The C side can't see (and can't depend on) what's inside, so the C++ internals can change freely without breaking the ABI. The handle also lets the engine hold state — here, a reusable thread pool for portfolio pricing.

2. Only plain scalars and enums cross the boundary

Every exported function takes double, size_t, int, C enums, and pointers to those. No std::string, no std::vector, no C++ objects. Enums are translated at the edge (to_type, to_exercise in the anonymous namespace). Arrays come in as pointer + length (mape_price_portfolio, mape_convergence), and the caller owns the output buffer.

3. No exception may cross extern "C"

An exception unwinding from C++ into C (or Rust) is undefined behaviour.

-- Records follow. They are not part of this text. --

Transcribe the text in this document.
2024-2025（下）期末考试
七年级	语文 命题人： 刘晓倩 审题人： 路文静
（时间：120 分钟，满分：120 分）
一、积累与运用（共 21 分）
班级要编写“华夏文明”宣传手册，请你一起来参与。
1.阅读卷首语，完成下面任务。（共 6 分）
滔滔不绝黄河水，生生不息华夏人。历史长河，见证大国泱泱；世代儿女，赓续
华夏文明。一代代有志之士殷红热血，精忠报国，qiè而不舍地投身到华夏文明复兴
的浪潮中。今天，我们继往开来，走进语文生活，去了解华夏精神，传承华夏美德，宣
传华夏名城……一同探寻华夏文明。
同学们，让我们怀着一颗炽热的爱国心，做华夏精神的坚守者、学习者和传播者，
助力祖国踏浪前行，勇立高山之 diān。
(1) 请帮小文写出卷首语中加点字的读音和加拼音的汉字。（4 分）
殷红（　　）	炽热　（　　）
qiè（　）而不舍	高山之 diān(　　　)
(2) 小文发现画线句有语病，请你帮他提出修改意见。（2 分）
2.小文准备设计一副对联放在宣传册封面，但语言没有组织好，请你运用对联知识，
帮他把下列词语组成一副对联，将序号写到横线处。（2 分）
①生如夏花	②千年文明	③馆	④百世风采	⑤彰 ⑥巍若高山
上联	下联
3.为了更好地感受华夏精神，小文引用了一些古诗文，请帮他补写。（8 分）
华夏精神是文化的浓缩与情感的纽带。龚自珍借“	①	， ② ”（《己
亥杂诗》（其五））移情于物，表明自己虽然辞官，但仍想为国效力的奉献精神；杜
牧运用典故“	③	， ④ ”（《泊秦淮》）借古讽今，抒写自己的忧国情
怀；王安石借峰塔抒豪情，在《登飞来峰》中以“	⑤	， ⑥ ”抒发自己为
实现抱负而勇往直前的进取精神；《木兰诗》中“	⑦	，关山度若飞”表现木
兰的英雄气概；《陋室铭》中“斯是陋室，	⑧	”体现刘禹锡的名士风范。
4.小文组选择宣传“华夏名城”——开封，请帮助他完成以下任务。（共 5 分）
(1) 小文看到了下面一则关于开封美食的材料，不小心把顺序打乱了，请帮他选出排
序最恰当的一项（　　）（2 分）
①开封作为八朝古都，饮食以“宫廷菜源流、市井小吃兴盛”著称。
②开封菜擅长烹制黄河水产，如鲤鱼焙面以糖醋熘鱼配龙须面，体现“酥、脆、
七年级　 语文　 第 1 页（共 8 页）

So every entry point wraps its body in try { … } catch (...) { … } and converts failure into a return value:

double mape_price(...) {
    double out = std::nan("");
    mape_price_ex(..., &out);   // the _ex variant returns a status code
    return out;                 // NaN signals "no value"
}

Two flavors are offered: the simple functions return NaN on any failure; the _ex variants return a MapeStatus code (MAPE_OK, MAPE_ERR_NULL_HANDLE, MAPE_ERR_BAD_INPUT, …) and write the result through an out-pointer. Inputs are validated (valid_market) before touching the core.

4. Explicit ownership

The rule is stated in the header and enforced by the consumer: whoever calls mape_create() must call mape_destroy(). mape_destroy(nullptr) is safe (delete on null is a no-op). The Rust wrapper encodes this in the type system — its Engine struct calls mape_destroy in Drop, so it's impossible to leak or double-free from safe Rust.

The full call path

sequenceDiagram
    participant R as Rust (safe Engine)
    participant C as extern "C" (mape_c_api.cpp)
    participant E as C++ core
    R->>C: mape_price(handle, scalars...)
    C->>C: validate inputs
    C->>E: BlackScholes{}.price(opt, mkt)
    E-->>C: double
    C-->>R: double (NaN on failure)
    Note over R: wrapper maps NaN → Option::None
Loading

The C ABI is verified two ways: a pure-C smoke test (ffi/tests/c_smoke_test.c) proves a non-C++ caller can link and use it, and a signature check confirms the Rust extern "C" declarations match the header function-for-function.


Error-handling philosophy

The core prefers honesty over fabrication:

  • implied_vol returns std::optional<double>nullopt when no real volatility reproduces the price (below intrinsic, past the no-arbitrage bound, or numerically degenerate deep ITM/OTM). It never invents a number.
  • Compile-time validation (ct::make_option, a consteval) rejects invalid option literals at build time — a negative strike won't compile.
  • The FFI maps all of this to NaN / MapeStatus, which the Rust layer turns back into Option / Result.

The throughline: an impossible or invalid computation should be unrepresentable or clearly signalled, not silently wrong.


Trade-offs and what was deliberately left out

  • Single flat rate, no term structure. MarketData holds one rate. Real systems use a bootstrapped yield curve; that's a noted stretch goal, kept out to stay focused on the language-feature story.
  • Discrete barrier monitoring. Barriers are checked at each path step, not continuously — a known approximation.
  • No calibration. Volatility is an input (or inverted via implied_vol); we don't fit a vol surface to market quotes.
  • std::async doesn't guarantee a new thread. The standard permits it to run deferred; in practice the major implementations use a thread for launch::async, which is sufficient here. A production engine would use an explicit pool throughout.

These are conscious scope decisions, not oversights — the project is a study in C++20 design (templates, concepts, threads, constexpr, AD) with a clean FFI, not a production pricing library.